Sick man of Europe

As a sick man of Europe in the 19th century, the weakened Ottoman Empire, should emerge from the later Turkey, satirized by many media of that time.

In the 19th century, the formerly powerful Ottoman Empire was weakened by rebellions in its European territories ( Rumelia ) and was increasingly at the mercy of the European powers. In Egypt, the viceroy Muhammad Ali Pasha crack gradually the power. 1804 brought the Serbs and were given considerable autonomy until 1830. The Phanariotenherrschaft in the Danubian Principalities in 1826 found its end. In the 1820s, supported by some Europeans independence movement in Greece gained momentum.

The Russian Tsar Nicholas I coined the saying from the sick man for the first time in 1852 in a conversation with the British Ambassador. Accordingly, the Eastern Question, about the survival of the Ottoman Empire, before long could one be solved once and for all, when Russia and Britain had agreed.

"We have a sick man on the poor. It would be a misfortune if it should be us one day be eliminated. "

The Russian Tsar was referring to Sultan Abdülmecid I, but the term came into the proverbial name for the crumbling Ottoman Empire. Helmuth von Moltke, who was from 1836 to 1839 as an instructor of Turkish troops in the Ottoman Empire, put it:

" It has been the task of Western armies long, the Ottoman power to set limits. Today it seems to be the concern of European policy, to eke out their existence. "

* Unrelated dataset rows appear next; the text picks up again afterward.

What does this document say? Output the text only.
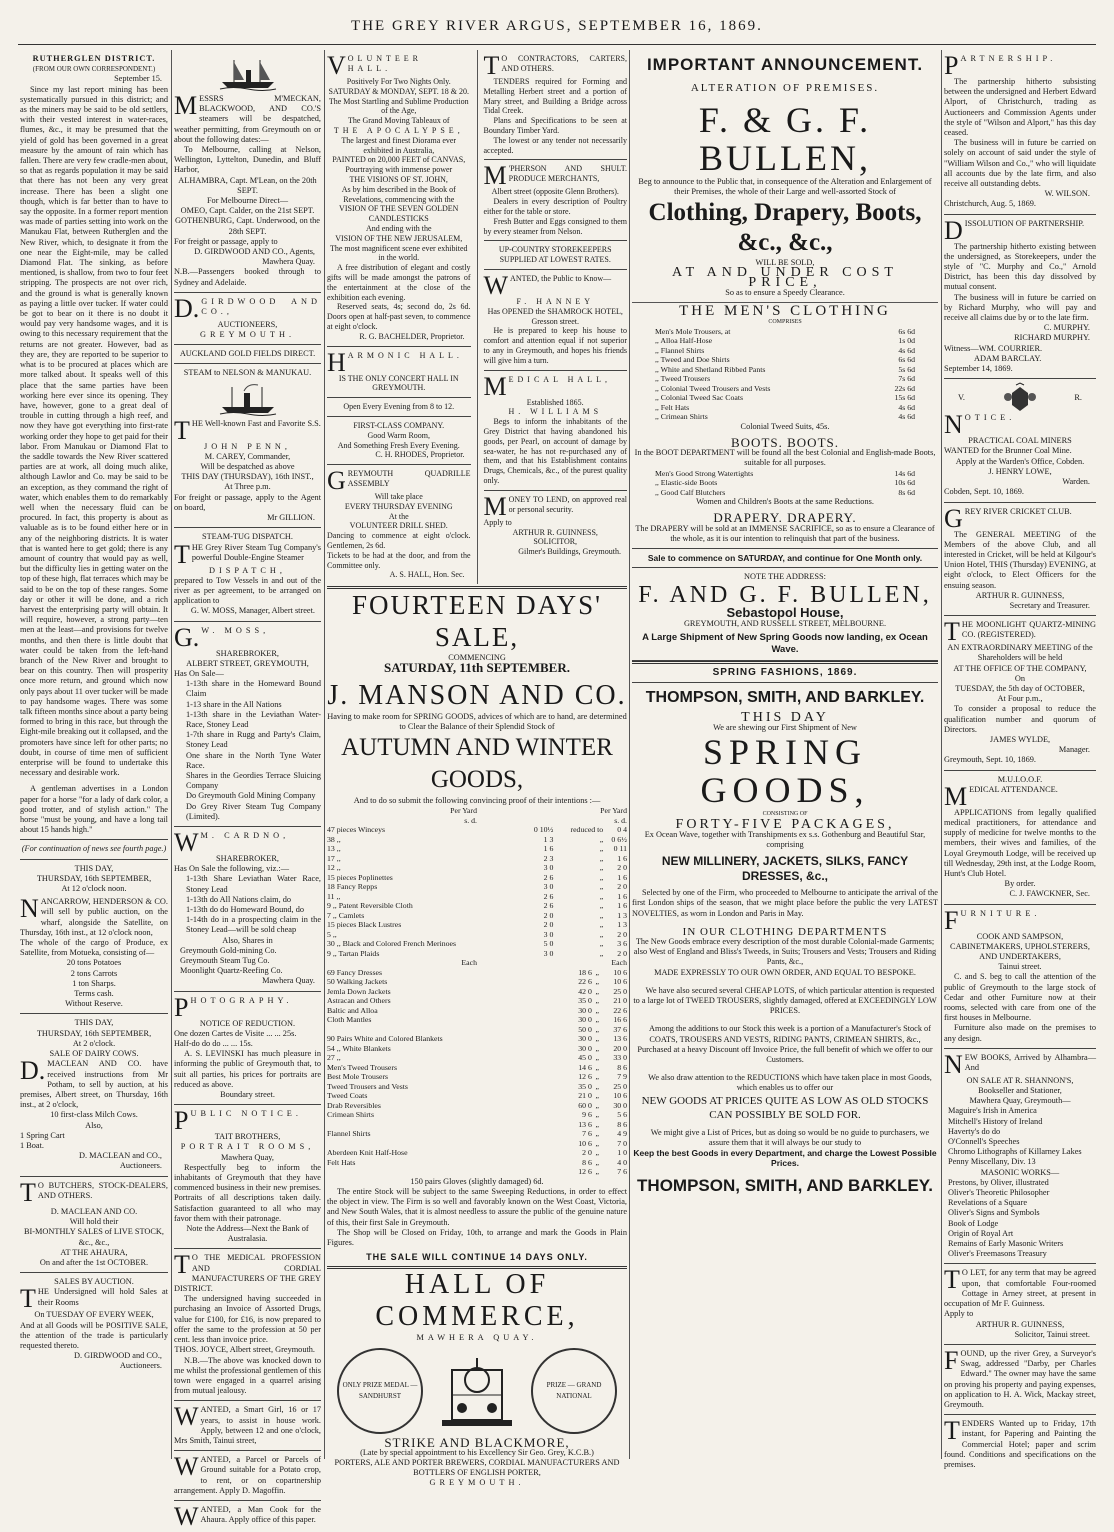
THE GREY RIVER ARGUS, SEPTEMBER 16, 1869.
RUTHERGLEN DISTRICT.
(FROM OUR OWN CORRESPONDENT.)
September 15.

Since my last report mining has been systematically pursued in this district; and as the miners may be said to be old settlers, with their vested interest in water-races, flumes, &c., it may be presumed that the yield of gold has been governed in a great measure by the amount of rain which has fallen. There are very few cradle-men about, so that as regards population it may be said that there has not been any very great increase. There has been a slight one though, which is far better than to have to say the opposite. In a former report mention was made of parties setting into work on the Manukau Flat, between Rutherglen and the New River, which, to designate it from the one near the Eight-mile, may be called Diamond Flat. The sinking, as before mentioned, is shallow, from two to four feet stripping. The prospects are not over rich, and the ground is what is generally known as paying a little over tucker. If water could be got to bear on it there is no doubt it would pay very handsome wages, and it is owing to this necessary requirement that the returns are not greater. However, bad as they are, they are reported to be superior to what is to be procured at places which are more talked about. It speaks well of this place that the same parties have been working here ever since its opening. They have, however, gone to a great deal of trouble in cutting through a high reef, and now they have got everything into first-rate working order they hope to get paid for their labor. From Manukau or Diamond Flat to the saddle towards the New River scattered parties are at work, all doing much alike, although Lawlor and Co. may be said to be an exception, as they command the right of water, which enables them to do remarkably well when the necessary fluid can be procured. In fact, this property is about as valuable as is to be found either here or in any of the neighboring districts. It is water that is wanted here to get gold; there is any amount of country that would pay as well, but the difficulty lies in getting water on the top of these high, flat terraces which may be said to be on the top of these ranges. Some day or other it will be done, and a rich harvest the enterprising party will obtain. It will require, however, a strong party—ten men at the least—and provisions for twelve months, and then there is little doubt that water could be taken from the left-hand branch of the New River and brought to bear on this country. Then will prosperity once more return, and ground which now only pays about 11 over tucker will be made to pay handsome wages. There was some talk fifteen months since about a party being formed to bring in this race, but through the Eight-mile breaking out it collapsed, and the promoters have since left for other parts; no doubt, in course of time men of sufficient enterprise will be found to undertake this necessary and desirable work.

A gentleman advertises in a London paper for a horse "for a lady of dark color, a good trotter, and of stylish action." The horse "must be young, and have a long tail about 15 hands high."

(For continuation of news see fourth page.)
THIS DAY,
THURSDAY, 16th SEPTEMBER,
At 12 o'clock noon.
NANCARROW, HENDERSON & CO. will sell by public auction, on the wharf, alongside the Satellite, on Thursday, 16th inst., at 12 o'clock noon,
The whole of the cargo of Produce, ex Satellite, from Motueka, consisting of—
20 tons Potatoes
2 tons Carrots
1 ton Sharps.
Terms cash.
Without Reserve.
THIS DAY,
THURSDAY, 16th SEPTEMBER,
At 2 o'clock.
SALE OF DAIRY COWS.
D. MACLEAN AND CO. have received instructions from Mr Potham, to sell by auction, at his premises, Albert street, on Thursday, 16th inst., at 2 o'clock,
10 first-class Milch Cows.
Also,
1 Spring Cart
1 Boat.
D. MACLEAN and CO.,
Auctioneers.
T O BUTCHERS, STOCK-DEALERS, AND OTHERS.
D. MACLEAN AND CO.
Will hold their
BI-MONTHLY SALES of LIVE STOCK,
&c., &c.,
AT THE AHAURA,
On and after the 1st OCTOBER.
SALES BY AUCTION.
THE Undersigned will hold Sales at their Rooms
On TUESDAY OF EVERY WEEK,
And at all Goods will be POSITIVE SALE, the attention of the trade is particularly requested thereto.
D. GIRDWOOD and CO.,
Auctioneers.
MESSRS M'MECKAN, BLACKWOOD, AND CO.'S steamers will be despatched, weather permitting, from Greymouth on or about the following dates:—

To Melbourne, calling at Nelson, Wellington, Lyttelton, Dunedin, and Bluff Harbor,

ALHAMBRA, Capt. M'Lean, on the 20th SEPT.
For Melbourne Direct—
OMEO, Capt. Calder, on the 21st SEPT.
GOTHENBURG, Capt. Underwood, on the 28th SEPT.
For freight or passage, apply to
D. GIRDWOOD AND CO., Agents, Mawhera Quay.
N.B.—Passengers booked through to Sydney and Adelaide.
D. GIRDWOOD AND CO.,
AUCTIONEERS,
GREYMOUTH.
AUCKLAND GOLD FIELDS DIRECT.
STEAM to NELSON & MANUKAU.
THE Well-known Fast and Favorite S.S.
JOHN PENN,
M. CAREY, Commander,
Will be despatched as above
THIS DAY (THURSDAY), 16th INST.,
At Three p.m.
For freight or passage, apply to the Agent on board,
Mr GILLION.
STEAM-TUG DISPATCH.
THE Grey River Steam Tug Company's powerful Double-Engine Steamer
DISPATCH,
prepared to Tow Vessels in and out of the river as per agreement, to be arranged on application to
G. W. MOSS, Manager, Albert street.
G. W. MOSS,
SHAREBROKER,
ALBERT STREET, GREYMOUTH,
Has On Sale—
1-13th share in the Homeward Bound Claim
1-13 share in the All Nations
1-13th share in the Leviathan Water-Race, Stoney Lead
1-7th share in Rugg and Party's Claim, Stoney Lead
One share in the North Tyne Water Race.
Shares in the Geordies Terrace Sluicing Company
Do Greymouth Gold Mining Company
Do Grey River Steam Tug Company (Limited).
W M. CARDNO,
SHAREBROKER,
Has On Sale the following, viz.:—
1-13th Share Leviathan Water Race, Stoney Lead
1-13th do All Nations claim, do
1-13th do do Homeward Bound, do
1-14th do in a prospecting claim in the Stoney Lead—will be sold cheap
Also, Shares in
Greymouth Gold-mining Co.
Greymouth Steam Tug Co.
Moonlight Quartz-Reefing Co.
Mawhera Quay.
PHOTOGRAPHY.
NOTICE OF REDUCTION.
One dozen Cartes de Visite ... ... 25s.
Half-do do do ... ... 15s.

A. S. LEVINSKI has much pleasure in informing the public of Greymouth that, to suit all parties, his prices for portraits are reduced as above.

Boundary street.
PUBLIC NOTICE.
TAIT BROTHERS,
PORTRAIT ROOMS,
Mawhera Quay,

Respectfully beg to inform the inhabitants of Greymouth that they have commenced business in their new premises. Portraits of all descriptions taken daily. Satisfaction guaranteed to all who may favor them with their patronage.

Note the Address—Next the Bank of Australasia.
T O THE MEDICAL PROFESSION AND CORDIAL MANUFACTURERS OF THE GREY DISTRICT.

The undersigned having succeeded in purchasing an Invoice of Assorted Drugs, value for £100, for £16, is now prepared to offer the same to the profession at 50 per cent. less than invoice price.

THOS. JOYCE, Albert street, Greymouth.

N.B.—The above was knocked down to me whilst the professional gentlemen of this town were engaged in a quarrel arising from mutual jealousy.

WANTED, a Smart Girl, 16 or 17 years, to assist in house work. Apply, between 12 and one o'clock, Mrs Smith, Tainui street,
WANTED, a Parcel or Parcels of Ground suitable for a Potato crop, to rent, or on copartnership arrangement. Apply D. Magoffin.
WANTED, a Man Cook for the Ahaura. Apply office of this paper.
VOLUNTEER HALL.
Positively For Two Nights Only.
SATURDAY & MONDAY, SEPT. 18 & 20.
The Most Startling and Sublime Production of the Age,
The Grand Moving Tableaux of
THE APOCALYPSE,
The largest and finest Diorama ever exhibited in Australia,
PAINTED on 20,000 FEET of CANVAS,
Pourtraying with immense power
THE VISIONS OF ST. JOHN,
As by him described in the Book of Revelations, commencing with the
VISION OF THE SEVEN GOLDEN CANDLESTICKS
And ending with the
VISION OF THE NEW JERUSALEM,
The most magnificent scene ever exhibited in the world.

A free distribution of elegant and costly gifts will be made amongst the patrons of the entertainment at the close of the exhibition each evening.

Reserved seats, 4s; second do, 2s 6d. Doors open at half-past seven, to commence at eight o'clock.

R. G. BACHELDER, Proprietor.
HARMONIC HALL.
IS THE ONLY CONCERT HALL IN GREYMOUTH.
Open Every Evening from 8 to 12.
FIRST-CLASS COMPANY.
Good Warm Room,
And Something Fresh Every Evening.
C. H. RHODES, Proprietor.
GREYMOUTH QUADRILLE ASSEMBLY
Will take place
EVERY THURSDAY EVENING
At the
VOLUNTEER DRILL SHED.
Dancing to commence at eight o'clock. Gentlemen, 2s 6d.
Tickets to be had at the door, and from the Committee only.
A. S. HALL, Hon. Sec.
T O CONTRACTORS, CARTERS, AND OTHERS.

TENDERS required for Forming and Metalling Herbert street and a portion of Mary street, and Building a Bridge across Tidal Creek.

Plans and Specifications to be seen at Boundary Timber Yard.

The lowest or any tender not necessarily accepted.

M 'PHERSON AND SHULT. PRODUCE MERCHANTS,
Albert street (opposite Glenn Brothers).

Dealers in every description of Poultry either for the table or store.

Fresh Butter and Eggs consigned to them by every steamer from Nelson.

UP-COUNTRY STOREKEEPERS SUPPLIED AT LOWEST RATES.
WANTED, the Public to Know—
F. HANNEY
Has OPENED the SHAMROCK HOTEL, Gresson street.

He is prepared to keep his house to comfort and attention equal if not superior to any in Greymouth, and hopes his friends will give him a turn.

MEDICAL HALL,
Established 1865.
H. WILLIAMS

Begs to inform the inhabitants of the Grey District that having abandoned his goods, per Pearl, on account of damage by sea-water, he has not re-purchased any of them, and that his Establishment contains Drugs, Chemicals, &c., of the purest quality only.

MONEY TO LEND, on approved real or personal security.
Apply to
ARTHUR R. GUINNESS,
SOLICITOR,
Gilmer's Buildings, Greymouth.
FOURTEEN DAYS' SALE,
COMMENCING
SATURDAY, 11th SEPTEMBER.
J. MANSON AND CO.
Having to make room for SPRING GOODS, advices of which are to hand, are determined to Clear the Balance of their Splendid Stock of
AUTUMN AND WINTER GOODS,
And to do so submit the following convincing proof of their intentions :—
	Per Yard		Per Yard
	s. d.		s. d.
47 pieces Winceys	0 10½	reduced to	0 4
38 ,,	1 3	„	0 6½
13 ,,	1 6	„	0 11
17 ,,	2 3	„	1 6
12 ,,	3 0	„	2 0
15 pieces Poplinettes	2 6	„	1 6
18 Fancy Repps	3 0	„	2 0
11 ,,	2 6	„	1 6
9 ,, Patent Reversible Cloth	2 6	„	1 6
7 ,, Camlets	2 0	„	1 3
15 pieces Black Lustres	2 0	„	1 3
5 ,,	3 0	„	2 0
30 ,, Black and Colored French Merinoes	5 0	„	3 6
9 ,, Tartan Plaids	3 0	„	2 0
	Each		Each
69 Fancy Dresses	18 6	„	10 6
50 Walking Jackets	22 6	„	10 6
Jemla Down Jackets	42 0	„	25 0
Astracan and Others	35 0	„	21 0
Baltic and Alloa	30 0	„	22 6
Cloth Mantles	30 0	„	16 6
	50 0	„	37 6
90 Pairs White and Colored Blankets	30 0	„	13 6
54 ,, White Blankets	30 0	„	20 0
27 ,,	45 0	„	33 0
Men's Tweed Trousers	14 6	„	8 6
Best Mole Trousers	12 6	„	7 9
Tweed Trousers and Vests	35 0	„	25 0
Tweed Coats	21 0	„	10 6
Drab Reversibles	60 0	„	30 0
Crimean Shirts	9 6	„	5 6
	13 6	„	8 6
Flannel Shirts	7 6	„	4 9
	10 6	„	7 0
Aberdeen Knit Half-Hose	2 0	„	1 0
Felt Hats	8 6	„	4 0
	12 6	„	7 6
150 pairs Gloves (slightly damaged) 6d.

The entire Stock will be subject to the same Sweeping Reductions, in order to effect the object in view. The Firm is so well and favorably known on the West Coast, Victoria, and New South Wales, that it is almost needless to assure the public of the genuine nature of this, their first Sale in Greymouth.

The Shop will be Closed on Friday, 10th, to arrange and mark the Goods in Plain Figures.

THE SALE WILL CONTINUE 14 DAYS ONLY.
HALL OF COMMERCE,
MAWHERA QUAY.
ONLY PRIZE MEDAL — SANDHURST
PRIZE — GRAND NATIONAL
STRIKE AND BLACKMORE,
(Late by special appointment to his Excellency Sir Geo. Grey, K.C.B.)
PORTERS, ALE AND PORTER BREWERS, CORDIAL MANUFACTURERS AND BOTTLERS OF ENGLISH PORTER,
GREYMOUTH.
IMPORTANT ANNOUNCEMENT.
ALTERATION OF PREMISES.
F. & G. F. BULLEN,
Beg to announce to the Public that, in consequence of the Alteration and Enlargement of their Premises, the whole of their Large and well-assorted Stock of
Clothing, Drapery, Boots, &c., &c.,
WILL BE SOLD,
AT AND UNDER COST PRICE,
So as to ensure a Speedy Clearance.
THE MEN'S CLOTHING
COMPRISES
Men's Mole Trousers, at	6s 6d
,, Alloa Half-Hose	1s 0d
,, Flannel Shirts	4s 6d
,, Tweed and Doe Shirts	6s 6d
,, White and Shetland Ribbed Pants	5s 6d
,, Tweed Trousers	7s 6d
,, Colonial Tweed Trousers and Vests	22s 6d
,, Colonial Tweed Sac Coats	15s 6d
,, Felt Hats	4s 6d
,, Crimean Shirts	4s 6d
Colonial Tweed Suits, 45s.
BOOTS. BOOTS.
In the BOOT DEPARTMENT will be found all the best Colonial and English-made Boots, suitable for all purposes.
Men's Good Strong Watertights	14s 6d
,, Elastic-side Boots	10s 6d
,, Good Calf Blutchers	8s 6d
Women and Children's Boots at the same Reductions.
DRAPERY. DRAPERY.
The DRAPERY will be sold at an IMMENSE SACRIFICE, so as to ensure a Clearance of the whole, as it is our intention to relinquish that part of the business.
Sale to commence on SATURDAY, and continue for One Month only.
NOTE THE ADDRESS:
F. AND G. F. BULLEN,
Sebastopol House,
GREYMOUTH, AND RUSSELL STREET, MELBOURNE.
A Large Shipment of New Spring Goods now landing, ex Ocean Wave.
SPRING FASHIONS, 1869.
THOMPSON, SMITH, AND BARKLEY.
THIS DAY
We are shewing our First Shipment of New
SPRING GOODS,
CONSISTING OF
FORTY-FIVE PACKAGES,
Ex Ocean Wave, together with Transhipments ex s.s. Gothenburg and Beautiful Star, comprising
NEW MILLINERY, JACKETS, SILKS, FANCY DRESSES, &c.,

Selected by one of the Firm, who proceeded to Melbourne to anticipate the arrival of the first London ships of the season, that we might place before the public the very LATEST NOVELTIES, as worn in London and Paris in May.

IN OUR CLOTHING DEPARTMENTS
The New Goods embrace every description of the most durable Colonial-made Garments; also West of England and Bliss's Tweeds, in Suits; Trousers and Vests; Trousers and Riding Pants, &c.,
MADE EXPRESSLY TO OUR OWN ORDER, AND EQUAL TO BESPOKE.

We have also secured several CHEAP LOTS, of which particular attention is requested to a large lot of TWEED TROUSERS, slightly damaged, offered at EXCEEDINGLY LOW PRICES.

Among the additions to our Stock this week is a portion of a Manufacturer's Stock of

COATS, TROUSERS AND VESTS, RIDING PANTS, CRIMEAN SHIRTS, &c.,
Purchased at a heavy Discount off Invoice Price, the full benefit of which we offer to our Customers.

We also draw attention to the REDUCTIONS which have taken place in most Goods, which enables us to offer our

NEW GOODS AT PRICES QUITE AS LOW AS OLD STOCKS CAN POSSIBLY BE SOLD FOR.

We might give a List of Prices, but as doing so would be no guide to purchasers, we assure them that it will always be our study to

Keep the best Goods in every Department, and charge the Lowest Possible Prices.
THOMPSON, SMITH, AND BARKLEY.
PARTNERSHIP.

The partnership hitherto subsisting between the undersigned and Herbert Edward Alport, of Christchurch, trading as Auctioneers and Commission Agents under the style of "Wilson and Alport," has this day ceased.

The business will in future be carried on solely on account of said under the style of "William Wilson and Co.," who will liquidate all accounts due by the late firm, and also receive all outstanding debts.

W. WILSON.
Christchurch, Aug. 5, 1869.
DISSOLUTION OF PARTNERSHIP.

The partnership hitherto existing between the undersigned, as Storekeepers, under the style of "C. Murphy and Co.," Arnold District, has been this day dissolved by mutual consent.

The business will in future be carried on by Richard Murphy, who will pay and receive all claims due by or to the late firm.

C. MURPHY.
RICHARD MURPHY.
Witness—WM. COURRIER.
ADAM BARCLAY.
September 14, 1869.
V.	R.
NOTICE.
PRACTICAL COAL MINERS
WANTED for the Brunner Coal Mine.
Apply at the Warden's Office, Cobden.
J. HENRY LOWE,
Warden.
Cobden, Sept. 10, 1869.
GREY RIVER CRICKET CLUB.

The GENERAL MEETING of the Members of the above Club, and all interested in Cricket, will be held at Kilgour's Union Hotel, THIS (Thursday) EVENING, at eight o'clock, to Elect Officers for the ensuing season.

ARTHUR R. GUINNESS,
Secretary and Treasurer.
THE MOONLIGHT QUARTZ-MINING CO. (REGISTERED).
AN EXTRAORDINARY MEETING of the Shareholders will be held
AT THE OFFICE OF THE COMPANY,
On
TUESDAY, the 5th day of OCTOBER,
At Four p.m.,

To consider a proposal to reduce the qualification number and quorum of Directors.

JAMES WYLDE,
Manager.
Greymouth, Sept. 10, 1869.
M.U.I.O.O.F.
MEDICAL ATTENDANCE.

APPLICATIONS from legally qualified medical practitioners, for attendance and supply of medicine for twelve months to the members, their wives and families, of the Loyal Greymouth Lodge, will be received up till Wednesday, 29th inst, at the Lodge Room, Hunt's Club Hotel.

By order.
C. J. FAWCKNER, Sec.
FURNITURE.
COOK AND SAMPSON,
CABINETMAKERS, UPHOLSTERERS, AND UNDERTAKERS,
Tainui street.

C. and S. beg to call the attention of the public of Greymouth to the large stock of Cedar and other Furniture now at their rooms, selected with care from one of the first houses in Melbourne.

Furniture also made on the premises to any design.

NEW BOOKS, Arrived by Alhambra—And
ON SALE AT R. SHANNON'S,
Bookseller and Stationer,
Mawhera Quay, Greymouth—
Maguire's Irish in America
Mitchell's History of Ireland
Haverty's do do
O'Connell's Speeches
Chromo Lithographs of Killarney Lakes
Penny Miscellany, Div. 13
MASONIC WORKS—
Prestons, by Oliver, illustrated
Oliver's Theoretic Philosopher
Revelations of a Square
Oliver's Signs and Symbols
Book of Lodge
Origin of Royal Art
Remains of Early Masonic Writers
Oliver's Freemasons Treasury
T O LET, for any term that may be agreed upon, that comfortable Four-roomed Cottage in Arney street, at present in occupation of Mr F. Guinness.
Apply to
ARTHUR R. GUINNESS,
Solicitor, Tainui street.
FOUND, up the river Grey, a Surveyor's Swag, addressed "Darby, per Charles Edward." The owner may have the same on proving his property and paying expenses, on application to H. A. Wick, Mackay street, Greymouth.
TENDERS Wanted up to Friday, 17th instant, for Papering and Painting the Commercial Hotel; paper and scrim found. Conditions and specifications on the premises.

The Eastern Question was a constant topic of diplomacy. Russia saw it as an opportunity to make its power influence in Europe stronger claims. Austria and Great Britain and France saw the danger of Russian expansion, for example, in the Crimean War, and therefore tended rather to maintain a weak Ottoman Empire. In the Eastern Question about to be or not of the empire they were of the opinion that the Ottoman Empire, which still had a tremendous expansion in those days, must be preserved.

Derived therefrom uses of words

The keyword is Sick man or was in the political parlance refers to a loaded with internal problems state, whose "cure" allegedly reforms are urgently needed. So sick man of Asia was ( Sick man of Asia ) used for the Chinese Empire or the Republic of China following.

More recently, analogous terms such as Sick Man of Africa were occasionally depending on the political ideology designed for different states (for example, for the DR Congo ).